Remanded with instructions to enter judgment affirming the decision of the Board of Trustees of the Maine State Retirement System, and to enter judgment modifying the decision of the county commissioners of Lincoln County to provide payment of benefits to the widow of Donald Davey pursuant to 30 M.R.S.A. § 851 (1978).

All concurring. 
      
      . At oral argument counsel advised the court that Mrs. Davey has remarried.
     
      
      . At the time of Davey’s death, the statute providing for the payment by the State Retirement System of benefits to survivors of sheriffs and deputy sheriffs killed in the line of duty, 5 M.R.S.A. § 1121(7) (1979), read as follows:
      If a sheriff or deputy sheriff shall die as a result of injury received in line of duty, except while engaged in the duty of serving civil process, his surviving spouse, or, if none, his minor child or children, shall receive a pension equal to '/> of the average final compensation of such sheriff or deputy sheriff at the time of his death, but in no case shall such pension be less than $1,000. Such pension shall be paid to the surviving spouse until he or she dies or becomes the dependent of another person, and to a child or children until they die or reach the age of 18 years.

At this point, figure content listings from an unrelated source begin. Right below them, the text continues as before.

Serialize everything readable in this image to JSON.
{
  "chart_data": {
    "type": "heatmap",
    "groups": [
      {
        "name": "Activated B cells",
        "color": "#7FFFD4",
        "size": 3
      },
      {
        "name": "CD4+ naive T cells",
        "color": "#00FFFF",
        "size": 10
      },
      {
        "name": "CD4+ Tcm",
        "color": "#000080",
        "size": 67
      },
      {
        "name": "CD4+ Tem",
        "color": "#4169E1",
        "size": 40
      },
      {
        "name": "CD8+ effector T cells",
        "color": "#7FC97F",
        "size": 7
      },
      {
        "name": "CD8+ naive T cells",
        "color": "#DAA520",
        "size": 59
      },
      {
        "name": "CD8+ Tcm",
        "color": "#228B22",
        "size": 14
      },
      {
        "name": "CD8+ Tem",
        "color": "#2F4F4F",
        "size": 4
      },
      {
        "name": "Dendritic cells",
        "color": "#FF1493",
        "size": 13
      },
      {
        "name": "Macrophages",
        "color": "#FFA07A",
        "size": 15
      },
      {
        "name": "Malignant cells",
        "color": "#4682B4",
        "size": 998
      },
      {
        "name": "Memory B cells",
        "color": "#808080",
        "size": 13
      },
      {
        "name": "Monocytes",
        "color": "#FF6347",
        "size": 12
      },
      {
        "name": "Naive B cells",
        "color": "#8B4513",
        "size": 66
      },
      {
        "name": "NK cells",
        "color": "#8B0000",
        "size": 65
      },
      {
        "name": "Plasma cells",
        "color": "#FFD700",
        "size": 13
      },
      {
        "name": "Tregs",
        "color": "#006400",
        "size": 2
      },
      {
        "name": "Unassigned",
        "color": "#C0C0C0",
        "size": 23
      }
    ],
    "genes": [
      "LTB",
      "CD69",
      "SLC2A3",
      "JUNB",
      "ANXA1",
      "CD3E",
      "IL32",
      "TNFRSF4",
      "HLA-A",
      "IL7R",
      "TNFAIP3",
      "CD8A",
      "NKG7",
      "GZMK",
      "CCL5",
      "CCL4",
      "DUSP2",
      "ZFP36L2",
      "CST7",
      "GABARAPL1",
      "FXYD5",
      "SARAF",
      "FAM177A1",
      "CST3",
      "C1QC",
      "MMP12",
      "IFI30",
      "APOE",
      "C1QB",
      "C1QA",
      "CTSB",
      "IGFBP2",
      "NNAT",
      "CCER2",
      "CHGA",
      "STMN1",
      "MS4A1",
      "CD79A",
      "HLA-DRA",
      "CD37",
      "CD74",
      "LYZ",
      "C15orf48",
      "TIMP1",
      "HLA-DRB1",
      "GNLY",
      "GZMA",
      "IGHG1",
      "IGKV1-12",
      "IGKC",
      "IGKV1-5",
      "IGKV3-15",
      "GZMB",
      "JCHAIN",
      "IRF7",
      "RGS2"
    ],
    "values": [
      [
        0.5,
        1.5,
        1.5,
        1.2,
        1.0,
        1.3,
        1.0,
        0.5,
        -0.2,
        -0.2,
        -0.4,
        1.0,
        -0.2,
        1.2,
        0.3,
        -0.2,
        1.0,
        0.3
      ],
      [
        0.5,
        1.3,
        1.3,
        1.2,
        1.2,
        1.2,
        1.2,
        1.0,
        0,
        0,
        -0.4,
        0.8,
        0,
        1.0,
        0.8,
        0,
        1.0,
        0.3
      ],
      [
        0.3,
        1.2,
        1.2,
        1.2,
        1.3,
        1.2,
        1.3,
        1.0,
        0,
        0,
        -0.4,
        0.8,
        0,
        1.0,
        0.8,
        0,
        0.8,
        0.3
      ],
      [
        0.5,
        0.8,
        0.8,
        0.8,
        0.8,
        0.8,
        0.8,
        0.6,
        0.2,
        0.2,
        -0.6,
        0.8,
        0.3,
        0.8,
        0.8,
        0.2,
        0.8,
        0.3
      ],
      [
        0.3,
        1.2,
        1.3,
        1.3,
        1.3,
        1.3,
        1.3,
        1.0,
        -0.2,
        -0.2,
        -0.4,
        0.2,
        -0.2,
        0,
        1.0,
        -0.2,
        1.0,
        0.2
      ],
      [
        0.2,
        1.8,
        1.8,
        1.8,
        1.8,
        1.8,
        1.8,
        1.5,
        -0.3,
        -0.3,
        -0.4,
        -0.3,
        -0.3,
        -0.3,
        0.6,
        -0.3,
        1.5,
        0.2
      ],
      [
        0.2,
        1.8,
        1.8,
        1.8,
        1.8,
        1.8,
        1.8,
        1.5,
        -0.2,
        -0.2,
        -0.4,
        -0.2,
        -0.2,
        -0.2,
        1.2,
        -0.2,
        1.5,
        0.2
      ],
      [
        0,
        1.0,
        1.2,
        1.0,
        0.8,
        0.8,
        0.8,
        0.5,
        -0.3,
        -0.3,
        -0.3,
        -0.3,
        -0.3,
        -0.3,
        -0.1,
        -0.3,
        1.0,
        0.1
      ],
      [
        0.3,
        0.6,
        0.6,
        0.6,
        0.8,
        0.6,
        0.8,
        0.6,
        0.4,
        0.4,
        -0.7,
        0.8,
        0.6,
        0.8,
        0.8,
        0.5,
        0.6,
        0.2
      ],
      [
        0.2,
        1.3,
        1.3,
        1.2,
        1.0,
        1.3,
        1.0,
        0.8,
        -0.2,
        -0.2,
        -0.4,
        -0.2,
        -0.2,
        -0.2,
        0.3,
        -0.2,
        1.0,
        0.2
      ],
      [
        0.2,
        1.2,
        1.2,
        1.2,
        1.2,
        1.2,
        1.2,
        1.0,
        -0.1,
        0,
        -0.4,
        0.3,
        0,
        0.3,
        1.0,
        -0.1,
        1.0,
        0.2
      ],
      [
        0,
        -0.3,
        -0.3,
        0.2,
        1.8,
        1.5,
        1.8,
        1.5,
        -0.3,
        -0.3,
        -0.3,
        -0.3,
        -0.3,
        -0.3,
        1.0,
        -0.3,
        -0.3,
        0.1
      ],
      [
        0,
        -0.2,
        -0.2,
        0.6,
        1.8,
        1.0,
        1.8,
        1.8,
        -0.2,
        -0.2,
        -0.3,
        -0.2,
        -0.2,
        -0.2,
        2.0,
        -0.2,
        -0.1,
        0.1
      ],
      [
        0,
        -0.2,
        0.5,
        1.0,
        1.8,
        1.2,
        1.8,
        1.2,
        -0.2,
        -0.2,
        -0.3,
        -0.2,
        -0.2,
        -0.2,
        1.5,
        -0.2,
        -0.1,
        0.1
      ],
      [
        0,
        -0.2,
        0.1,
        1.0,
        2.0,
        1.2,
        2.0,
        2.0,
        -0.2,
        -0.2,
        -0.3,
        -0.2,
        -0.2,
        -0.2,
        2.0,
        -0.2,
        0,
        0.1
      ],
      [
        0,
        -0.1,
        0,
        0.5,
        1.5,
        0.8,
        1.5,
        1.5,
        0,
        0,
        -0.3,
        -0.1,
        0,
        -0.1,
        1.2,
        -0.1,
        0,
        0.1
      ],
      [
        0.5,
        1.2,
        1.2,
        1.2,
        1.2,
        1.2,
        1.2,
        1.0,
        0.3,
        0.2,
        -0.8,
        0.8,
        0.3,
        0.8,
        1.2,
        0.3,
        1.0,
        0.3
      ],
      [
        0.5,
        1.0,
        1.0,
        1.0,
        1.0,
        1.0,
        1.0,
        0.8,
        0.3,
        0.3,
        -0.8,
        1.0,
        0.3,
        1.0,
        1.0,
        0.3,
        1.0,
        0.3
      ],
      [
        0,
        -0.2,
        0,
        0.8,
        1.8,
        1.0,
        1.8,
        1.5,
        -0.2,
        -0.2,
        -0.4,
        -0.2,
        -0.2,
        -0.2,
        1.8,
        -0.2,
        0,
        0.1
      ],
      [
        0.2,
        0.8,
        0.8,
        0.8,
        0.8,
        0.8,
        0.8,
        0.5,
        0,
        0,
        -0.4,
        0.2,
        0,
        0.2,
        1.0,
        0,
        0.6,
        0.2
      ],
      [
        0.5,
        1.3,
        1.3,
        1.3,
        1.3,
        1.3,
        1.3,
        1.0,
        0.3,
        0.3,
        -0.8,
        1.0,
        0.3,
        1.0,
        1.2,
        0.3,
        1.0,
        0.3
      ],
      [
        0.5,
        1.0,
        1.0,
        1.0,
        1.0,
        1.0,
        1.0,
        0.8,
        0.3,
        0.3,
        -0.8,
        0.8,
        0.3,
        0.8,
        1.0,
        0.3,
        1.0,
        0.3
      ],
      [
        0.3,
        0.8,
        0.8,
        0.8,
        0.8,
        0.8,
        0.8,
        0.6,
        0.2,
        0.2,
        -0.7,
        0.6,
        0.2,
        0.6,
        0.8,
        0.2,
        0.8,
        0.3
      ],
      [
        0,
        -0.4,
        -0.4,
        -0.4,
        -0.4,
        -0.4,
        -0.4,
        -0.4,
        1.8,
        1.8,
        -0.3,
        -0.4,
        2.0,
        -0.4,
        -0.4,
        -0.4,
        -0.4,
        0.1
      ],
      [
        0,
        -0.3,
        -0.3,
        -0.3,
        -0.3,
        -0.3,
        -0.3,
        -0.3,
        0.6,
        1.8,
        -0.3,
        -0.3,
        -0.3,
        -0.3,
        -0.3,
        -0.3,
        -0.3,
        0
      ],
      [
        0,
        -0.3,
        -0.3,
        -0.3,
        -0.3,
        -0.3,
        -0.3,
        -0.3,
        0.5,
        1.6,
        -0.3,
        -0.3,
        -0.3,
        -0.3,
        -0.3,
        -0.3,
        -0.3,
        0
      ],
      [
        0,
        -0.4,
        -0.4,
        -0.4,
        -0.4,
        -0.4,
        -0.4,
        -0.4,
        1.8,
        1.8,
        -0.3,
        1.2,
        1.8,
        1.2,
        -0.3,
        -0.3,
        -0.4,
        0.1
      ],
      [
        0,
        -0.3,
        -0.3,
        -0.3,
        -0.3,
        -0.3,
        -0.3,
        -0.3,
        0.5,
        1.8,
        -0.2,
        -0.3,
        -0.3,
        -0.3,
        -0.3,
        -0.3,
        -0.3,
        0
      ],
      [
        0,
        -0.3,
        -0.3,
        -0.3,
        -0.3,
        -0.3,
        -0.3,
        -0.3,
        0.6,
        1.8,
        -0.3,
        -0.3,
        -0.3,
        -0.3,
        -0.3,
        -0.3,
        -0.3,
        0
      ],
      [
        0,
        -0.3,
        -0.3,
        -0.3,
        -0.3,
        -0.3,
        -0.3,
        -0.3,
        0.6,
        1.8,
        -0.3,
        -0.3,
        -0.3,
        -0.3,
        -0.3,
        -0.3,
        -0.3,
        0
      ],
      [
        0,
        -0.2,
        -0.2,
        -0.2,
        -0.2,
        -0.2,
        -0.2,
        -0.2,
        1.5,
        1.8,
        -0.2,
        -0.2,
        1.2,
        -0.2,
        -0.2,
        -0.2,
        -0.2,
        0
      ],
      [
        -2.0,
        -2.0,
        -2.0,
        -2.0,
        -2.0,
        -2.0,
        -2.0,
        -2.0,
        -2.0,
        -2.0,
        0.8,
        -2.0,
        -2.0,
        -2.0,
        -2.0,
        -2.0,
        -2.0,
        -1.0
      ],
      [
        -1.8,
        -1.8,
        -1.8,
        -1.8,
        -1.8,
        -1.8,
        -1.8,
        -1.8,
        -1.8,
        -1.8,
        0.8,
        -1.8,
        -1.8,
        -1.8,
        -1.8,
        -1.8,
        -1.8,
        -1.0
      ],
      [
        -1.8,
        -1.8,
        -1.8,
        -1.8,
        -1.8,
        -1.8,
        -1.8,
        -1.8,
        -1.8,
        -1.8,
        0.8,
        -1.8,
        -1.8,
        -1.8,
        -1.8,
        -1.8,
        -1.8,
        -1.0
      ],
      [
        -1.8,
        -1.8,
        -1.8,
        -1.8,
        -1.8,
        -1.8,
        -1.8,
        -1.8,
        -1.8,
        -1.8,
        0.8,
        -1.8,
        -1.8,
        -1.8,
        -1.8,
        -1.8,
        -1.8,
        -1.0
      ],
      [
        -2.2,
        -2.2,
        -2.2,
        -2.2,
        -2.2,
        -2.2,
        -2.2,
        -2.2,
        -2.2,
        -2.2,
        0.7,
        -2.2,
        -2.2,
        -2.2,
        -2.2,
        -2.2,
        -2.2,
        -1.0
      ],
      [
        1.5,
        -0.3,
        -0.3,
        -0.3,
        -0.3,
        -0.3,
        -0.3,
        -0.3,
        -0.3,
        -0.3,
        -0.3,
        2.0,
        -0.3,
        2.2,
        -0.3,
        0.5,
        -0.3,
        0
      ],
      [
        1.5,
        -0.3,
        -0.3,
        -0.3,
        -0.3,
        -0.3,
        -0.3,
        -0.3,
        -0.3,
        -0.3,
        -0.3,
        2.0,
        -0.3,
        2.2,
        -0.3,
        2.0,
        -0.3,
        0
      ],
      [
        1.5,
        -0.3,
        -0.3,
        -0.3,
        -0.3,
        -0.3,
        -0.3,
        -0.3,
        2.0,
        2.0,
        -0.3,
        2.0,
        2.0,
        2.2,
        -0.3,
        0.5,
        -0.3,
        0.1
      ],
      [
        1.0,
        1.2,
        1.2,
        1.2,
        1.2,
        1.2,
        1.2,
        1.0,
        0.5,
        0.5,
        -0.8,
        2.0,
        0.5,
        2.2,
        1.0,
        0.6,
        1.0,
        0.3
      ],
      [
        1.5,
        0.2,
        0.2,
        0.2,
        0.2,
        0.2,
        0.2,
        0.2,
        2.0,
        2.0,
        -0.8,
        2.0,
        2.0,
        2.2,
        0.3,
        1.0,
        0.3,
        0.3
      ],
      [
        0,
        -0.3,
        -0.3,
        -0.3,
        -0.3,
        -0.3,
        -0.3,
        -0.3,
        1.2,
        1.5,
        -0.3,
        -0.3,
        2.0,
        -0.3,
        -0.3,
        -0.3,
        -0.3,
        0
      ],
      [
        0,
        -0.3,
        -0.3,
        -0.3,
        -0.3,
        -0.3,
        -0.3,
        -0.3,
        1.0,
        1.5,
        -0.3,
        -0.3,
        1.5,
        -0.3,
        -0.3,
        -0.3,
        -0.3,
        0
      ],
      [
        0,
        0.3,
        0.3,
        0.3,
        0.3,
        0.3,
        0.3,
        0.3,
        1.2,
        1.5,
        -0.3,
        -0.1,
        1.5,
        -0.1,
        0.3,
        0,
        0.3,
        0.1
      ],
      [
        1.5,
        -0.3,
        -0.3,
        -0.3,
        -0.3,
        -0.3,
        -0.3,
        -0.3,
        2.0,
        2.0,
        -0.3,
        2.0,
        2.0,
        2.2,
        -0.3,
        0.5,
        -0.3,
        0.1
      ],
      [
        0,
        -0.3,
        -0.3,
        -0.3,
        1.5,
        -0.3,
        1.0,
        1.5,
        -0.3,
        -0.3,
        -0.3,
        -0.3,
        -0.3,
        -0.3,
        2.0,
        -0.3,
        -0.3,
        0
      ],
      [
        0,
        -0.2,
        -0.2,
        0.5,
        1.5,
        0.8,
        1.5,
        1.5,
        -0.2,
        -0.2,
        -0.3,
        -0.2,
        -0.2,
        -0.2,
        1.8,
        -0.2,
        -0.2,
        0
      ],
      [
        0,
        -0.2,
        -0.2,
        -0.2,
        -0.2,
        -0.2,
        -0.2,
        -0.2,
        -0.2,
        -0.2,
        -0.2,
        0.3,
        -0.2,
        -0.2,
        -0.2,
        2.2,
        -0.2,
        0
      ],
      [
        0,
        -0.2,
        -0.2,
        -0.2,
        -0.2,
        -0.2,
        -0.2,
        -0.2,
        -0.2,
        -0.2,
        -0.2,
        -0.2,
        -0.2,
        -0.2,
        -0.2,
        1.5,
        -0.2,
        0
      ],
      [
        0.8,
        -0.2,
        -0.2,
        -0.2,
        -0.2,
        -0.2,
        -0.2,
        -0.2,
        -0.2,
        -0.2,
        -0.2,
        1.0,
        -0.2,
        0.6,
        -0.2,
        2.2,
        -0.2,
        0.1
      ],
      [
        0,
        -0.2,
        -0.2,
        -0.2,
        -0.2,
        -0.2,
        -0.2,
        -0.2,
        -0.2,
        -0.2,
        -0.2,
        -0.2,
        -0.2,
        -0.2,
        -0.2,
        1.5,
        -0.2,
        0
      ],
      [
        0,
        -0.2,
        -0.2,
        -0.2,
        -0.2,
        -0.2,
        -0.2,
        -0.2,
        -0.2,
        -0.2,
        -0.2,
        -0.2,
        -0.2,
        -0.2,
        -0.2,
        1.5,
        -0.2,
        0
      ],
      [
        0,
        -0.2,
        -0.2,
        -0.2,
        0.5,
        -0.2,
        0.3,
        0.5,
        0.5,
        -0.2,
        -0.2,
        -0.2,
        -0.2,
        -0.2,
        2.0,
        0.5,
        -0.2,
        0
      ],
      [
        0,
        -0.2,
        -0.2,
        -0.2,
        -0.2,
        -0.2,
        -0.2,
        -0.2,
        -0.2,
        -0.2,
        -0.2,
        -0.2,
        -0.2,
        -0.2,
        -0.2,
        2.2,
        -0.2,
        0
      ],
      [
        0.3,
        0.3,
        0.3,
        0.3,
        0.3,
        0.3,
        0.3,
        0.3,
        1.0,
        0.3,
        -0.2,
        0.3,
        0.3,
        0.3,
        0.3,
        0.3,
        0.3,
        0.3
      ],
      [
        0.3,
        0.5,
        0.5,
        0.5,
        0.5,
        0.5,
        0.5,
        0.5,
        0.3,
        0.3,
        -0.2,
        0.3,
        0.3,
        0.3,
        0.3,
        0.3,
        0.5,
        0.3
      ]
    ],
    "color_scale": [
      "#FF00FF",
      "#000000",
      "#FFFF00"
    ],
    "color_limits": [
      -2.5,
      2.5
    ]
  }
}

      Subsequent to Davey’s death, 5 M.R.S.A. § 1121(7) was repealed by P.L.1985, ch. 38, § 1.
     
      
      . At the time of Davey’s death, the statute providing for the payment by a county of pension benefits to the survivors of sheriffs and deputy sheriffs killed in the line of duty, 30 M.R.S.A. § 851 (1978), read as follows:
      If a sheriff or deputy sheriff shall die as a result of injury received in line of duty, except while engaged in the duty of serving civil process, his widow, or, if none, his minor child or children, shall receive a pension equal to 'A of the pay of such sheriff or deputy sheriff at the time of his death, but in no case shall such pension be less than $1,000. Such pension shall be paid to the widow until she dies or remarries and to a child or children until they die or reach the age of 18 years. This section shall apply to deputy sheriffs who are not employed at regular salaries.
      The county commissioners of each county are authorized and directed to pay such pensions from county funds.
      Subsequent to Davey’s death, 30 M.R.S.A. § 851 was amended by P.L.1985, ch. 36 to read: "This section shall also apply to deputy sheriffs who are not employed at regular salaries." (Emphasis added) This subsequent amendment, of course, reveals nothing as to the 1955 Legislature’s intent in the original enactment. Stone v. Board of Registration in Medicine, 503 A.2d 222, 227 n. 10 (Me.1986).
     
      
      . P.L.1975, ch. 622, § 51 substituted the term “average final compensation” for the word "pay."
     
      
      . This is still true today under 30 M.R.S.A. §§ 2, 908 (1978 & Supp.1985-1986).
     
      
      . Those seven counties and the dates of their entry into the State Retirement System are as follows: Cumberland, 1944; Penobscot, 1945; Knox, 1949; York, 1949; Washington, 1950; Kennebec, 1951; and Waldo, 1951.
     
      
      . As an official appointed for a fixed term, Da-vey had exercised his statutory right to opt out of the State Retirement System. 5 M.R.S.A. § 1091(1) (1979).
     
      
      . P.L.1955, ch. 417, § 10(11) had become 5 M.R. S.A. § 1125(2) (1979) by the time of Mr. Davey’s death. It was subsequently repealed by P.L. 1985, ch. 38, § 2.
     
      
      . If the deceased officer was a member of the State Retirement System, his survivors could not recover double benefits from both that system and the county employing him. Such double recovery would burden the county twice, once through its contributions to the State Retirement Fund and again through the directly paid county pension. Furthermore, double recovery would conflict with the intent of the Legislature as seen throughout the Retirement System Act to provide only a portion of the decedent’s salary as a death benefit to his survivors. The Legislature is presumed not to intend an absurd result, and we will construe statutes "to avoid, if possible, inconsistency, contradiction and illogicality." State v. Rand, 430 A.2d 808, 817 (Me.1981).